With a similar interest in sub-genre, Emma West draws our attention to ‘the artist story’ which became popular in the 1920s, especially in The Royal and The Strand. After World War I, readers longed for gaiety. In the ensuing battle of the brows in the interwar years, anyone with highbrow aspirations became subjects of derision. The figure of the artist—especially Futurists at the time—became representative of the indulgent elitists, potential targets to lampoon. In The Strand, a middlebrow or ‘broad-brow’ magazine, the avant-garde artists bore the brunt of the joke. In The Royal, however, the artists—especially commercial writers—were often celebrated as success stories to which their lower-middle class readers could aspire. 

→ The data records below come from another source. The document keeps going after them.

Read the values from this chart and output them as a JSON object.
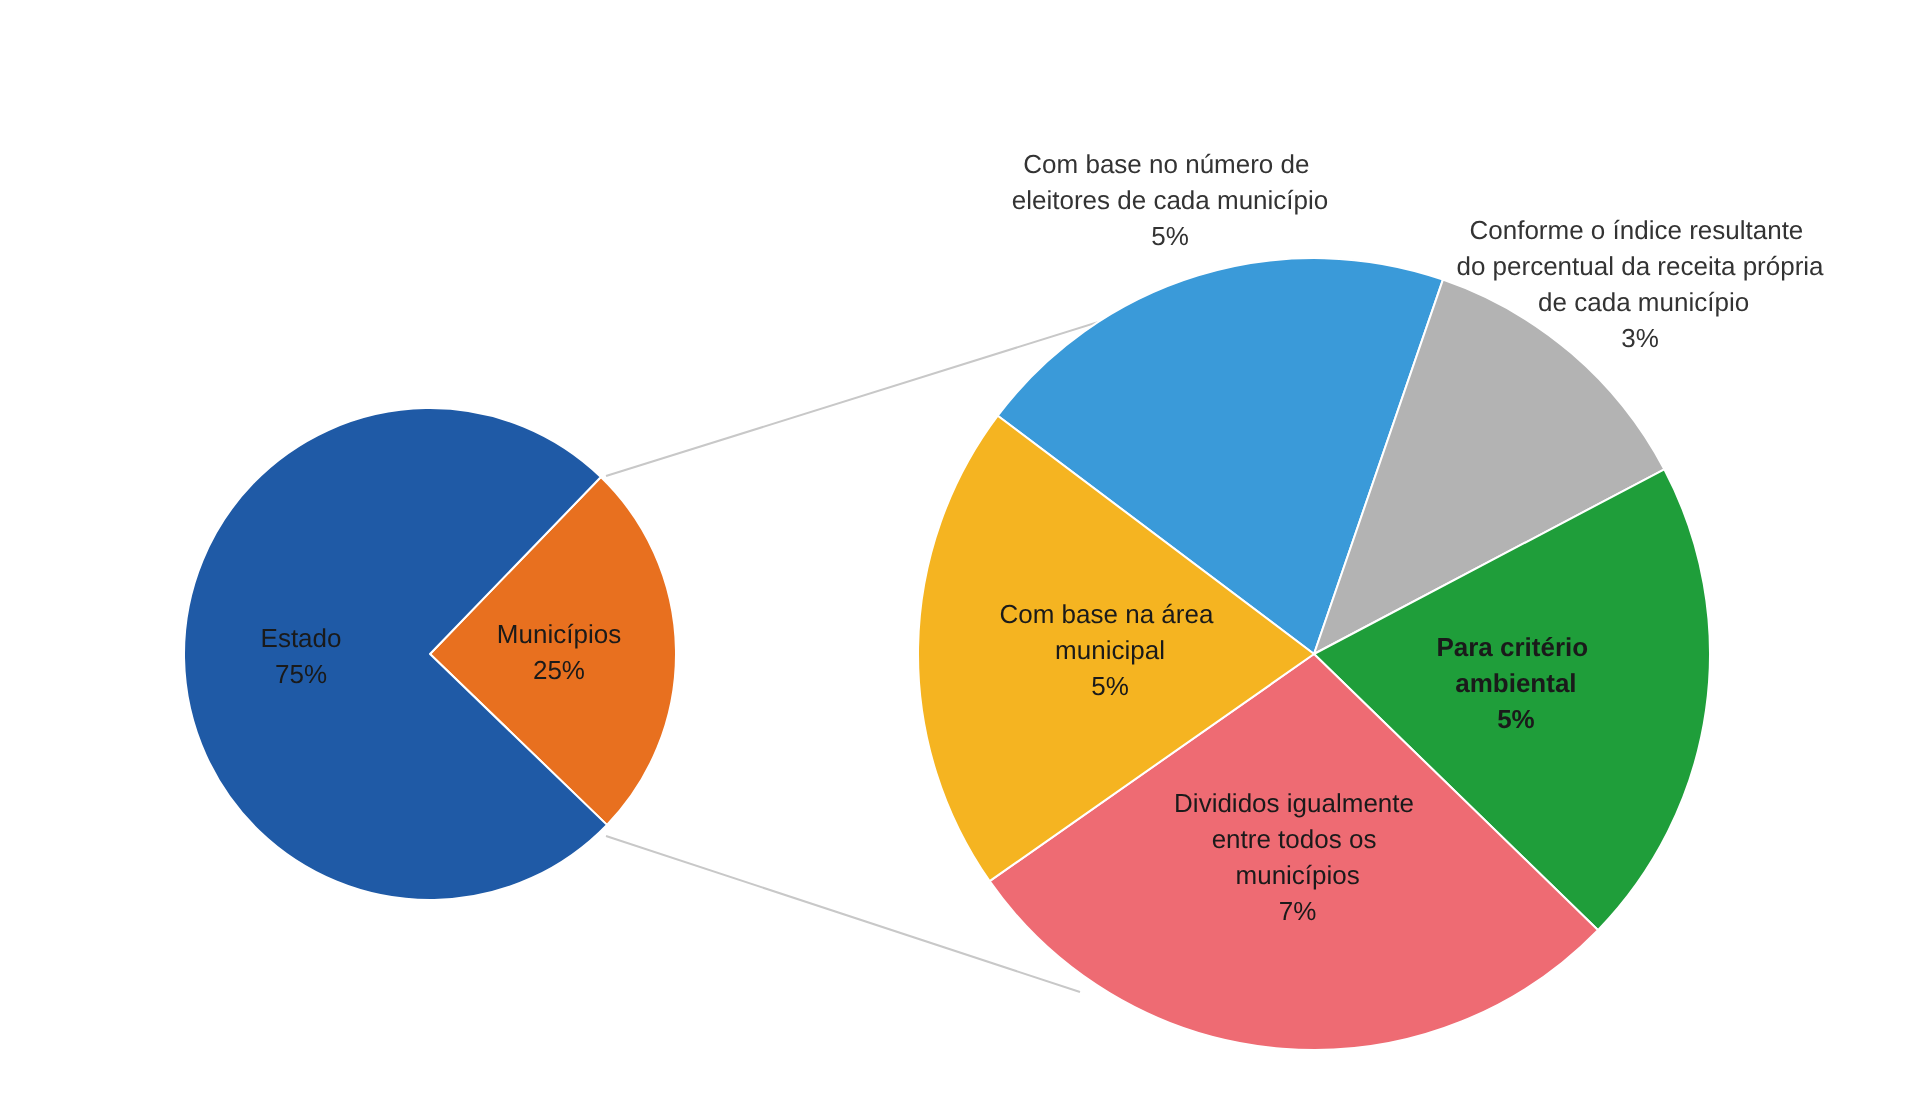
{
  "chart_data": [
    {
      "type": "pie",
      "categories": [
        "Municípios",
        "Estado"
      ],
      "values": [
        25,
        75
      ],
      "colors": [
        "#e8701f",
        "#1f5aa6"
      ],
      "value_labels": [
        "25%",
        "75%"
      ]
    },
    {
      "type": "pie",
      "categories": [
        "Com base no número de eleitores de cada município",
        "Conforme o índice resultante do percentual da receita própria de cada município",
        "Para critério ambiental",
        "Divididos igualmente entre todos os municípios",
        "Com base na área municipal"
      ],
      "values": [
        5,
        3,
        5,
        7,
        5
      ],
      "colors": [
        "#3a9ad9",
        "#b3b3b3",
        "#1f9e3a",
        "#ee6b73",
        "#f5b421"
      ],
      "value_labels": [
        "5%",
        "3%",
        "5%",
        "7%",
        "5%"
      ]
    }
  ]
}
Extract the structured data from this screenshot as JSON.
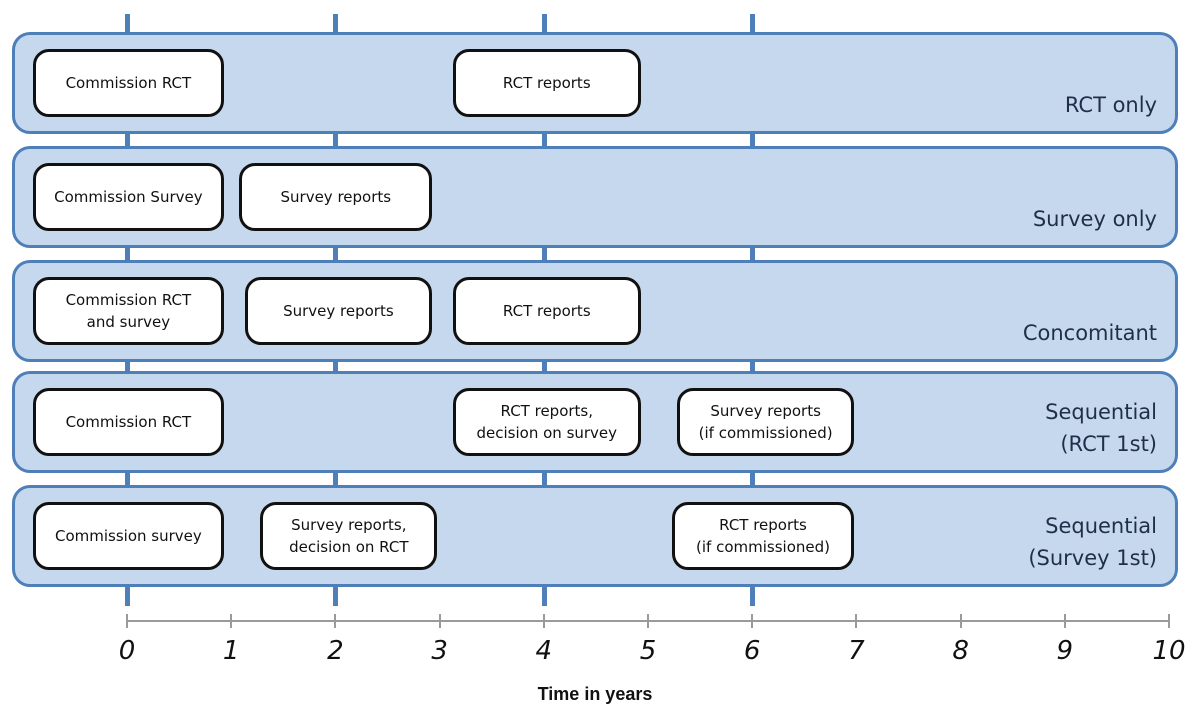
{
  "colors": {
    "band_fill": "#c6d8ee",
    "band_border": "#4f7fb8",
    "box_border": "#111111",
    "guide": "#4f7fb8"
  },
  "axis": {
    "title": "Time in years",
    "min": 0,
    "max": 10,
    "ticks": [
      "0",
      "1",
      "2",
      "3",
      "4",
      "5",
      "6",
      "7",
      "8",
      "9",
      "10"
    ],
    "guide_years": [
      0,
      2,
      4,
      6
    ]
  },
  "rows": [
    {
      "label": "RCT only",
      "boxes": [
        {
          "text": "Commission RCT",
          "start": 0,
          "end": 0.9
        },
        {
          "text": "RCT reports",
          "start": 3.1,
          "end": 4.9
        }
      ]
    },
    {
      "label": "Survey only",
      "boxes": [
        {
          "text": "Commission Survey",
          "start": 0,
          "end": 0.9
        },
        {
          "text": "Survey reports",
          "start": 1.05,
          "end": 2.9
        }
      ]
    },
    {
      "label": "Concomitant",
      "boxes": [
        {
          "text": "Commission RCT\nand survey",
          "start": 0,
          "end": 0.9
        },
        {
          "text": "Survey reports",
          "start": 1.1,
          "end": 2.9
        },
        {
          "text": "RCT reports",
          "start": 3.1,
          "end": 4.9
        }
      ]
    },
    {
      "label": "Sequential\n(RCT 1st)",
      "boxes": [
        {
          "text": "Commission RCT",
          "start": 0,
          "end": 0.9
        },
        {
          "text": "RCT reports,\ndecision on survey",
          "start": 3.1,
          "end": 4.9
        },
        {
          "text": "Survey reports\n(if commissioned)",
          "start": 5.25,
          "end": 6.95
        }
      ]
    },
    {
      "label": "Sequential\n(Survey 1st)",
      "boxes": [
        {
          "text": "Commission survey",
          "start": 0,
          "end": 0.9
        },
        {
          "text": "Survey reports,\ndecision on RCT",
          "start": 1.25,
          "end": 2.95
        },
        {
          "text": "RCT reports\n(if commissioned)",
          "start": 5.2,
          "end": 6.95
        }
      ]
    }
  ]
}
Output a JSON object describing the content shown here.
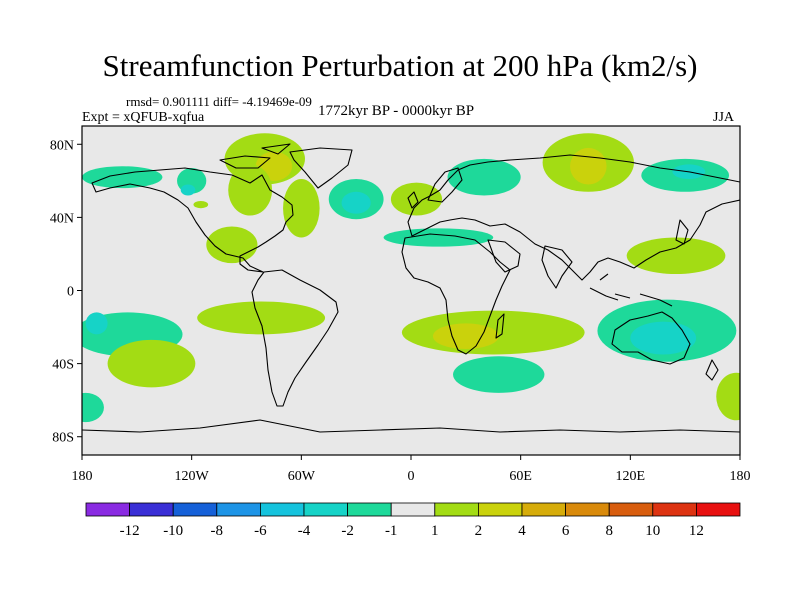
{
  "title": "Streamfunction Perturbation at 200 hPa (km2/s)",
  "stats_text": "rmsd= 0.901111 diff= -4.19469e-09",
  "left_label": "Expt = xQFUB-xqfua",
  "center_label": "1772kyr BP - 0000kyr BP",
  "right_label": "JJA",
  "map": {
    "lon_range": [
      -180,
      180
    ],
    "lat_range": [
      -90,
      90
    ],
    "lat_ticks": [
      {
        "value": 80,
        "label": "80N"
      },
      {
        "value": 40,
        "label": "40N"
      },
      {
        "value": 0,
        "label": "0"
      },
      {
        "value": -40,
        "label": "40S"
      },
      {
        "value": -80,
        "label": "80S"
      }
    ],
    "lon_ticks": [
      {
        "value": -180,
        "label": "180"
      },
      {
        "value": -120,
        "label": "120W"
      },
      {
        "value": -60,
        "label": "60W"
      },
      {
        "value": 0,
        "label": "0"
      },
      {
        "value": 60,
        "label": "60E"
      },
      {
        "value": 120,
        "label": "120E"
      },
      {
        "value": 180,
        "label": "180"
      }
    ],
    "background_color": "#e8e8e8"
  },
  "colorbar": {
    "colors": [
      "#8a2be2",
      "#3a2fd6",
      "#1560d8",
      "#1d94e6",
      "#15c3dd",
      "#16d3c7",
      "#1ed99a",
      "#e8e8e8",
      "#a3dc14",
      "#cad20c",
      "#d6ac0a",
      "#d98a0b",
      "#d85d0e",
      "#dd3311",
      "#e81010"
    ],
    "labels": [
      "-12",
      "-10",
      "-8",
      "-6",
      "-4",
      "-2",
      "-1",
      "1",
      "2",
      "4",
      "6",
      "8",
      "10",
      "12"
    ]
  },
  "anomalies": [
    {
      "lon": -80,
      "lat": 72,
      "rlon": 22,
      "rlat": 14,
      "level": 2
    },
    {
      "lon": -75,
      "lat": 68,
      "rlon": 10,
      "rlat": 8,
      "level": 4
    },
    {
      "lon": -88,
      "lat": 55,
      "rlon": 12,
      "rlat": 14,
      "level": 2
    },
    {
      "lon": -60,
      "lat": 45,
      "rlon": 10,
      "rlat": 16,
      "level": 2
    },
    {
      "lon": -98,
      "lat": 25,
      "rlon": 14,
      "rlat": 10,
      "level": 2
    },
    {
      "lon": -30,
      "lat": 50,
      "rlon": 15,
      "rlat": 11,
      "level": -1
    },
    {
      "lon": -30,
      "lat": 48,
      "rlon": 8,
      "rlat": 6,
      "level": -2
    },
    {
      "lon": -120,
      "lat": 60,
      "rlon": 8,
      "rlat": 7,
      "level": -1
    },
    {
      "lon": -122,
      "lat": 55,
      "rlon": 4,
      "rlat": 3,
      "level": -2
    },
    {
      "lon": -158,
      "lat": 62,
      "rlon": 22,
      "rlat": 6,
      "level": -1
    },
    {
      "lon": -115,
      "lat": 47,
      "rlon": 4,
      "rlat": 2,
      "level": 2
    },
    {
      "lon": 3,
      "lat": 50,
      "rlon": 14,
      "rlat": 9,
      "level": 2
    },
    {
      "lon": 40,
      "lat": 62,
      "rlon": 20,
      "rlat": 10,
      "level": -1
    },
    {
      "lon": 97,
      "lat": 70,
      "rlon": 25,
      "rlat": 16,
      "level": 2
    },
    {
      "lon": 97,
      "lat": 68,
      "rlon": 10,
      "rlat": 10,
      "level": 4
    },
    {
      "lon": 150,
      "lat": 63,
      "rlon": 24,
      "rlat": 9,
      "level": -1
    },
    {
      "lon": 152,
      "lat": 65,
      "rlon": 9,
      "rlat": 4,
      "level": -2
    },
    {
      "lon": 145,
      "lat": 19,
      "rlon": 27,
      "rlat": 10,
      "level": 2
    },
    {
      "lon": 15,
      "lat": 29,
      "rlon": 30,
      "rlat": 5,
      "level": -1
    },
    {
      "lon": -155,
      "lat": -24,
      "rlon": 30,
      "rlat": 12,
      "level": -1
    },
    {
      "lon": -172,
      "lat": -18,
      "rlon": 6,
      "rlat": 6,
      "level": -2
    },
    {
      "lon": -82,
      "lat": -15,
      "rlon": 35,
      "rlat": 9,
      "level": 2
    },
    {
      "lon": -142,
      "lat": -40,
      "rlon": 24,
      "rlat": 13,
      "level": 2
    },
    {
      "lon": 45,
      "lat": -23,
      "rlon": 50,
      "rlat": 12,
      "level": 2
    },
    {
      "lon": 30,
      "lat": -25,
      "rlon": 18,
      "rlat": 7,
      "level": 4
    },
    {
      "lon": 48,
      "lat": -46,
      "rlon": 25,
      "rlat": 10,
      "level": -1
    },
    {
      "lon": 140,
      "lat": -22,
      "rlon": 38,
      "rlat": 17,
      "level": -1
    },
    {
      "lon": 138,
      "lat": -26,
      "rlon": 18,
      "rlat": 9,
      "level": -2
    },
    {
      "lon": -178,
      "lat": -64,
      "rlon": 10,
      "rlat": 8,
      "level": -1
    },
    {
      "lon": 178,
      "lat": -58,
      "rlon": 11,
      "rlat": 13,
      "level": 2
    }
  ]
}
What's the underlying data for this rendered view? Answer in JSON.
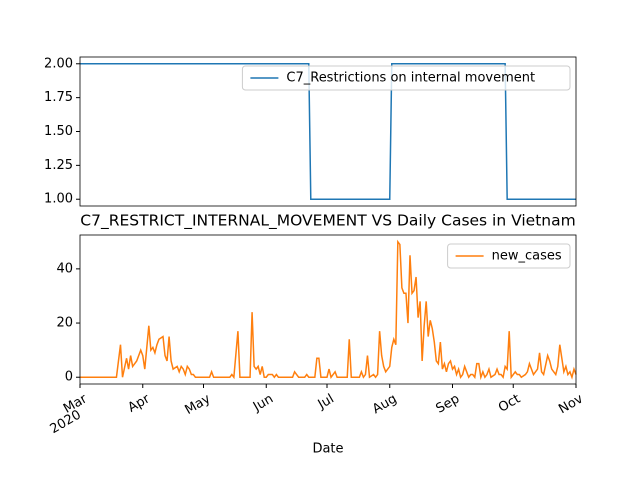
{
  "chart_data": [
    {
      "type": "line",
      "series": [
        {
          "name": "C7_Restrictions on internal movement",
          "color": "#1f77b4",
          "x": [
            0,
            113,
            114,
            153,
            154,
            210,
            211,
            245
          ],
          "values": [
            2,
            2,
            1,
            1,
            2,
            2,
            1,
            1
          ]
        }
      ],
      "xlim": [
        0,
        245
      ],
      "ylim": [
        0.95,
        2.05
      ],
      "yticks": [
        {
          "value": 1.0,
          "label": "1.00"
        },
        {
          "value": 1.25,
          "label": "1.25"
        },
        {
          "value": 1.5,
          "label": "1.50"
        },
        {
          "value": 1.75,
          "label": "1.75"
        },
        {
          "value": 2.0,
          "label": "2.00"
        }
      ],
      "legend": "upper right"
    },
    {
      "type": "line",
      "title": "C7_RESTRICT_INTERNAL_MOVEMENT VS Daily Cases in Vietnam",
      "xlabel": "Date",
      "x_year_label": "2020",
      "series": [
        {
          "name": "new_cases",
          "color": "#ff7f0e",
          "x": [
            0,
            18,
            20,
            21,
            23,
            24,
            25,
            26,
            28,
            30,
            31,
            32,
            34,
            35,
            36,
            37,
            38,
            39,
            41,
            42,
            43,
            44,
            45,
            46,
            48,
            49,
            50,
            51,
            52,
            53,
            54,
            55,
            56,
            57,
            64,
            65,
            66,
            74,
            75,
            76,
            78,
            79,
            84,
            85,
            86,
            87,
            88,
            89,
            90,
            91,
            92,
            93,
            95,
            96,
            97,
            98,
            105,
            106,
            107,
            108,
            111,
            112,
            113,
            116,
            117,
            118,
            119,
            122,
            123,
            124,
            125,
            126,
            127,
            132,
            133,
            134,
            138,
            139,
            140,
            141,
            142,
            143,
            145,
            146,
            147,
            148,
            149,
            150,
            151,
            153,
            154,
            155,
            156,
            157,
            158,
            159,
            160,
            161,
            162,
            163,
            164,
            165,
            166,
            167,
            168,
            169,
            170,
            171,
            172,
            173,
            174,
            175,
            176,
            177,
            178,
            179,
            180,
            181,
            182,
            183,
            184,
            185,
            186,
            187,
            188,
            189,
            190,
            191,
            192,
            193,
            194,
            195,
            196,
            197,
            198,
            199,
            200,
            201,
            202,
            203,
            205,
            206,
            207,
            208,
            209,
            210,
            211,
            212,
            213,
            214,
            215,
            216,
            217,
            218,
            220,
            221,
            222,
            223,
            224,
            226,
            227,
            228,
            229,
            231,
            232,
            233,
            234,
            235,
            236,
            237,
            238,
            239,
            240,
            241,
            242,
            243,
            244,
            245
          ],
          "values": [
            0,
            0,
            12,
            0,
            7,
            3,
            8,
            4,
            6,
            10,
            8,
            3,
            19,
            10,
            11,
            9,
            12,
            14,
            15,
            8,
            6,
            15,
            6,
            3,
            4,
            2,
            4,
            3,
            1,
            4,
            3,
            1,
            1,
            0,
            0,
            2,
            0,
            0,
            1,
            0,
            17,
            0,
            0,
            24,
            4,
            3,
            4,
            1,
            4,
            0,
            0,
            1,
            1,
            0,
            1,
            0,
            0,
            2,
            1,
            0,
            0,
            1,
            0,
            0,
            7,
            7,
            0,
            0,
            3,
            0,
            1,
            2,
            0,
            0,
            14,
            0,
            0,
            2,
            0,
            1,
            8,
            0,
            1,
            0,
            1,
            17,
            8,
            4,
            2,
            4,
            11,
            14,
            12,
            50,
            49,
            33,
            31,
            31,
            20,
            45,
            31,
            32,
            37,
            22,
            28,
            6,
            19,
            28,
            15,
            21,
            18,
            13,
            6,
            5,
            13,
            3,
            5,
            2,
            5,
            6,
            3,
            4,
            1,
            3,
            0,
            1,
            4,
            2,
            0,
            1,
            1,
            0,
            5,
            5,
            0,
            2,
            0,
            1,
            3,
            0,
            1,
            3,
            1,
            1,
            0,
            4,
            3,
            17,
            0,
            1,
            2,
            1,
            1,
            0,
            1,
            2,
            5,
            3,
            1,
            3,
            9,
            2,
            1,
            8,
            6,
            3,
            2,
            1,
            4,
            12,
            7,
            2,
            4,
            1,
            2,
            0,
            3,
            1
          ]
        }
      ],
      "xlim": [
        0,
        245
      ],
      "ylim": [
        -2.5,
        52.5
      ],
      "xticks": [
        {
          "value": 0,
          "label": "Mar"
        },
        {
          "value": 31,
          "label": "Apr"
        },
        {
          "value": 61,
          "label": "May"
        },
        {
          "value": 92,
          "label": "Jun"
        },
        {
          "value": 122,
          "label": "Jul"
        },
        {
          "value": 153,
          "label": "Aug"
        },
        {
          "value": 184,
          "label": "Sep"
        },
        {
          "value": 214,
          "label": "Oct"
        },
        {
          "value": 245,
          "label": "Nov"
        }
      ],
      "yticks": [
        0,
        20,
        40
      ],
      "legend": "upper right"
    }
  ]
}
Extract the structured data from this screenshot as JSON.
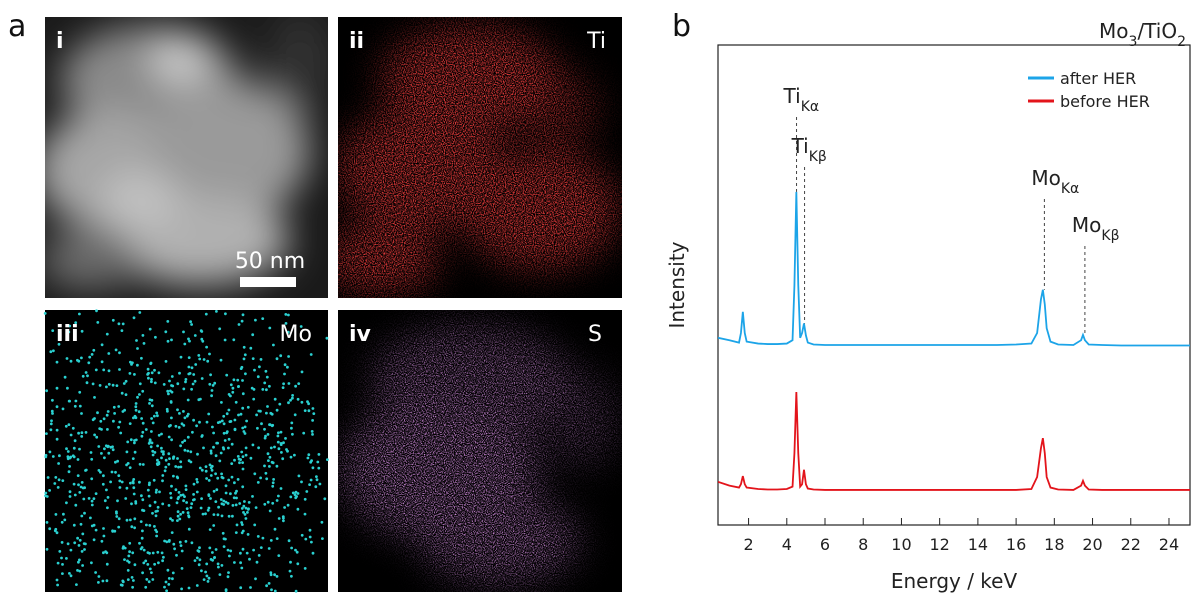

The last section of the collection turns to periodicals of regional interests. Tara McEvoy’s chapter offers an engaging account of the Northern Irish magazine Lagan. Named after the river dissecting Belfast, the magazine was founded with an ambition to champion a distinct Ulster writing for international recognition. McEvoy suggests that the editor John Boyd harboured ‘a vibrant, outward-looking regionalism’ that could ‘act as a springboard for solidarity with international liberal and leftist causes, and artistic movements’ (277). Turning our attention from Northern Ireland to Wales, Daniel Hughes examines Wales magazine, which had Dylan Thomas as its poster boy. Welsh-nationalist in its political persuasion, Wales also engaged with European modernism. To certain extent, both Lagan and Wales highlight the complex exchange between localism and international modernism, offering a reconsideration of the geographical dimension of high modernism. 

This volume assembles an impressive array of contributions, with broad thematic concerns, and diverse approaches to the rich terrain of periodical studies. The collection fully demonstrates the various ways in which the periodical as a medium may reshape our understanding of modernism and modernity. Attending to little magazines as well as middlebrow and illustrated popular magazines, it resonates richly with the New Modernist Studies’ agenda of expanding the cultural latitude of high modernism. It is essential reading for researchers interested in modern periodical studies, and the short story form.